I did not say it "works" at all...quite the opposite, in fact, and I explained why. Here's are better examples.
  1. Suppose you wrote to $mircini and added another filename to the end of [rfiles]. That was very well done! Good job. However, does that mean that you did the equivalent of /load -rs filename.mrc? No, not at all. When mIRC exits, it will rewrite the $mircini file with its current settings, blowing away your changed rfiles section anyway. And obviously, writing to that section is not at all the same thing as loading a remote script file.
  2. Suppose you are a beta tester for someone's script. They send you a file, you save it directly into your mIRC directory where you keep such files, choosing to overwrite the previous version with the new version. All's well so far, but why doesn't the new script work? You complain to the script's author and he tells you to /unload the old one first, then load the new one. But you find that when you /unload the current file, it overwrites the new copy with the old version, so you have to ask the author to send it again. The author gets all pissed off that you can't manage your files very well and strikes you from his beta list, putting you on his permanent UtterIgnore list.
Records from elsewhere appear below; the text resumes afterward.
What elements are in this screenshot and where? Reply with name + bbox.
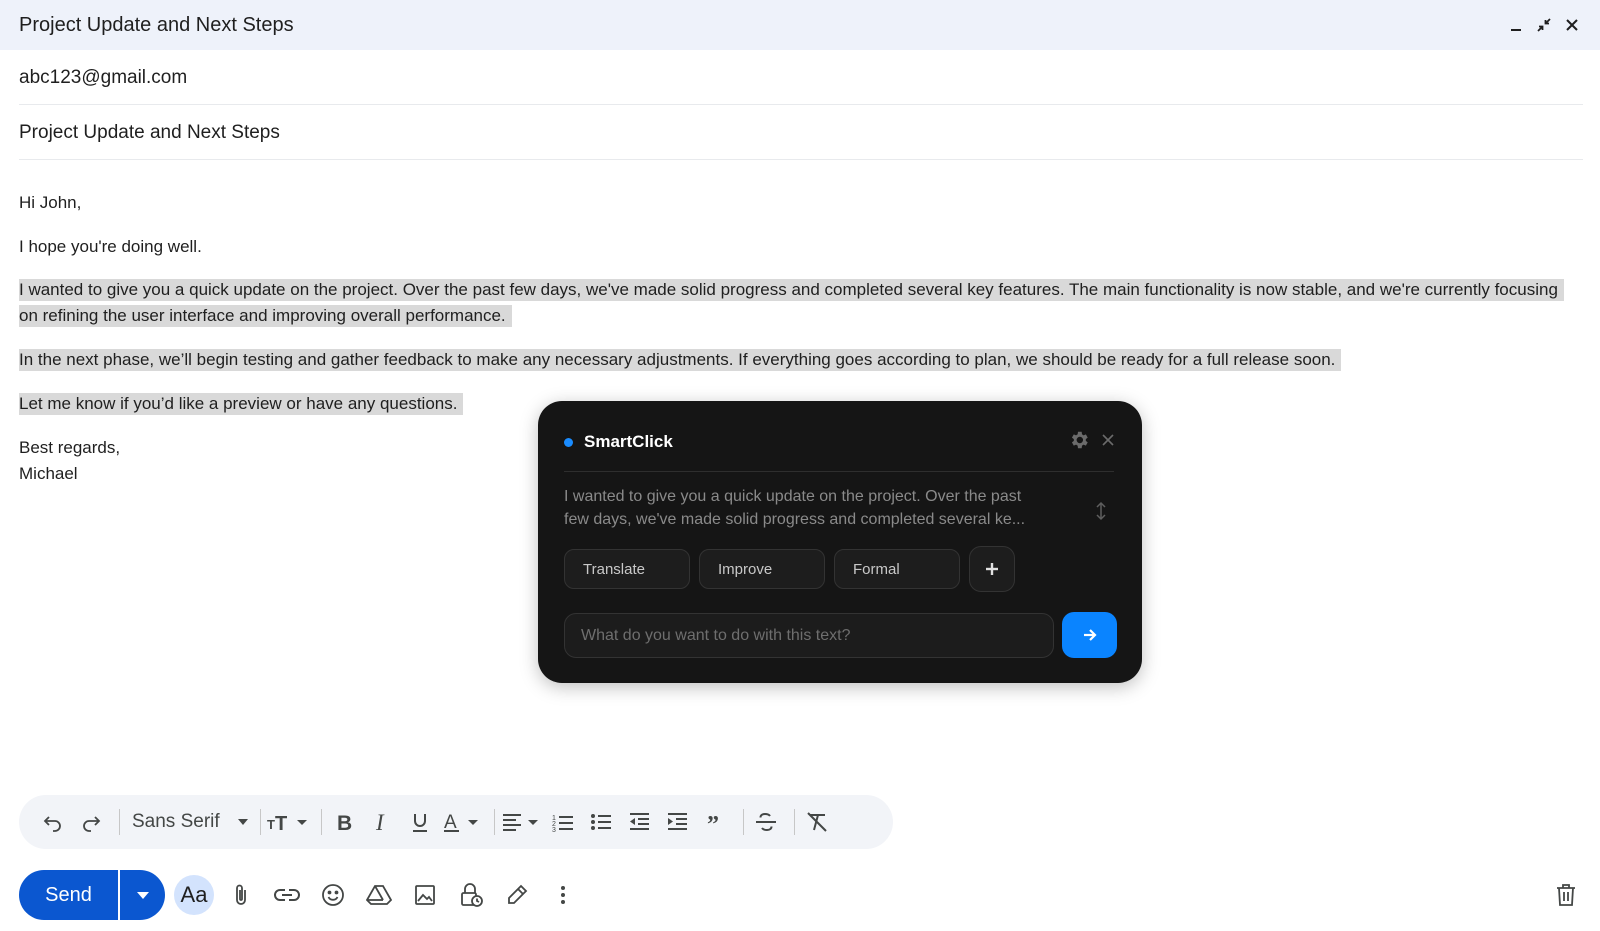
chevron-down-icon: [237, 819, 248, 825]
subject-field[interactable]: Project Update and Next Steps: [19, 106, 1583, 160]
svg-text:B: B: [337, 812, 352, 833]
divider: [259, 809, 261, 835]
body-line: I hope you're doing well.: [19, 237, 202, 256]
divider: [793, 809, 795, 835]
indent-less-icon[interactable]: [623, 806, 655, 838]
send-group: Send: [19, 870, 165, 920]
smartclick-header: SmartClick: [564, 429, 1114, 455]
plus-icon: [986, 563, 998, 575]
svg-text:”: ”: [707, 812, 719, 832]
confidential-mode-icon[interactable]: [452, 876, 490, 914]
numbered-list-icon[interactable]: 123: [547, 806, 579, 838]
selected-text-preview: I wanted to give you a quick update on t…: [564, 485, 1072, 531]
subject-text: Project Update and Next Steps: [19, 121, 280, 143]
minimize-icon[interactable]: [1507, 16, 1525, 34]
chevron-down-icon: [136, 891, 149, 899]
formatting-options-button[interactable]: Aa: [174, 875, 214, 915]
text-size-icon[interactable]: TT: [267, 806, 309, 838]
divider: [742, 809, 744, 835]
status-dot-icon: [564, 437, 573, 447]
divider: [564, 471, 1114, 472]
compose-title: Project Update and Next Steps: [19, 13, 294, 36]
add-action-button[interactable]: [969, 546, 1015, 592]
arrow-right-icon: [1083, 629, 1097, 641]
redo-icon[interactable]: [75, 806, 107, 838]
text-color-icon[interactable]: A: [442, 806, 482, 838]
svg-text:A: A: [444, 812, 457, 833]
align-icon[interactable]: [501, 806, 541, 838]
underline-icon[interactable]: [404, 806, 436, 838]
selected-text: Let me know if you’d like a preview or h…: [19, 393, 464, 415]
emoji-icon[interactable]: [314, 876, 352, 914]
selected-text: I wanted to give you a quick update on t…: [19, 279, 1564, 327]
svg-text:I: I: [375, 811, 385, 833]
body-paragraph-selected: I wanted to give you a quick update on t…: [19, 277, 1579, 329]
exit-fullscreen-icon[interactable]: [1535, 16, 1553, 34]
link-icon[interactable]: [268, 876, 306, 914]
smartclick-title: SmartClick: [584, 432, 673, 451]
body-greeting: Hi John,: [19, 193, 82, 212]
drive-icon[interactable]: [360, 876, 398, 914]
gear-icon[interactable]: [1068, 429, 1090, 456]
font-select[interactable]: Sans Serif: [126, 811, 254, 833]
bold-icon[interactable]: B: [328, 806, 360, 838]
photo-icon[interactable]: [406, 876, 444, 914]
to-field[interactable]: abc123@gmail.com: [19, 52, 1583, 105]
more-options-icon[interactable]: [544, 876, 582, 914]
quote-icon[interactable]: ”: [699, 806, 731, 838]
bulleted-list-icon[interactable]: [585, 806, 617, 838]
preview-line: few days, we've made solid progress and …: [564, 511, 1026, 528]
formal-button[interactable]: Formal: [834, 549, 960, 589]
preview-line: I wanted to give you a quick update on t…: [564, 488, 1022, 505]
strikethrough-icon[interactable]: [750, 806, 782, 838]
trash-icon[interactable]: [1552, 880, 1580, 910]
send-button[interactable]: Send: [19, 870, 118, 920]
attach-icon[interactable]: [222, 876, 260, 914]
improve-button[interactable]: Improve: [699, 549, 825, 589]
submit-button[interactable]: [1062, 612, 1117, 658]
svg-text:T: T: [267, 817, 275, 832]
indent-more-icon[interactable]: [661, 806, 693, 838]
translate-button[interactable]: Translate: [564, 549, 690, 589]
body-signature: Michael: [19, 464, 78, 483]
prompt-input[interactable]: [564, 613, 1054, 658]
body-paragraph-selected: Let me know if you’d like a preview or h…: [19, 391, 464, 417]
divider: [119, 809, 120, 835]
smartclick-popup: SmartClick I wanted to give you a quick …: [538, 401, 1142, 683]
compose-actions: Aa: [174, 874, 582, 916]
clear-formatting-icon[interactable]: [801, 806, 833, 838]
formatting-toolbar: Sans Serif TT B I A 123 ”: [19, 795, 893, 849]
recipient-email: abc123@gmail.com: [19, 67, 188, 88]
font-name: Sans Serif: [132, 811, 220, 832]
send-options-button[interactable]: [120, 870, 165, 920]
body-paragraph-selected: In the next phase, we’ll begin testing a…: [19, 347, 1342, 373]
quick-actions: Translate Improve Formal: [564, 546, 1015, 592]
body-signoff: Best regards,: [19, 438, 121, 457]
close-icon[interactable]: [1563, 16, 1581, 34]
italic-icon[interactable]: I: [366, 806, 398, 838]
signature-icon[interactable]: [498, 876, 536, 914]
divider: [320, 809, 322, 835]
undo-icon[interactable]: [37, 806, 69, 838]
selected-text: In the next phase, we’ll begin testing a…: [19, 349, 1342, 371]
divider: [493, 809, 495, 835]
compose-title-bar[interactable]: Project Update and Next Steps: [0, 0, 1600, 50]
close-icon[interactable]: [1102, 433, 1114, 451]
svg-text:T: T: [275, 813, 287, 833]
svg-text:3: 3: [552, 827, 556, 832]
expand-icon[interactable]: [1094, 501, 1108, 521]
    Well, perhaps that wasn't such a good example; I should have picked an example where the author was a bit more PATIENT with his beta testers or who should have learned the value of the /reload command!!! It doesn't matter, it probably wasn't a very good script anyway.
  3. When you make changes to Windows' ini files, it asks you to reboot your computer to make the changes active.

    Ok, that's a bad example too. mIRC doesn't require you to reboot your computer if you want to change your nick, so it's not much like Windows' registry management at all.
  4. If you
Oh nevermind. I never said it worked in v6.03.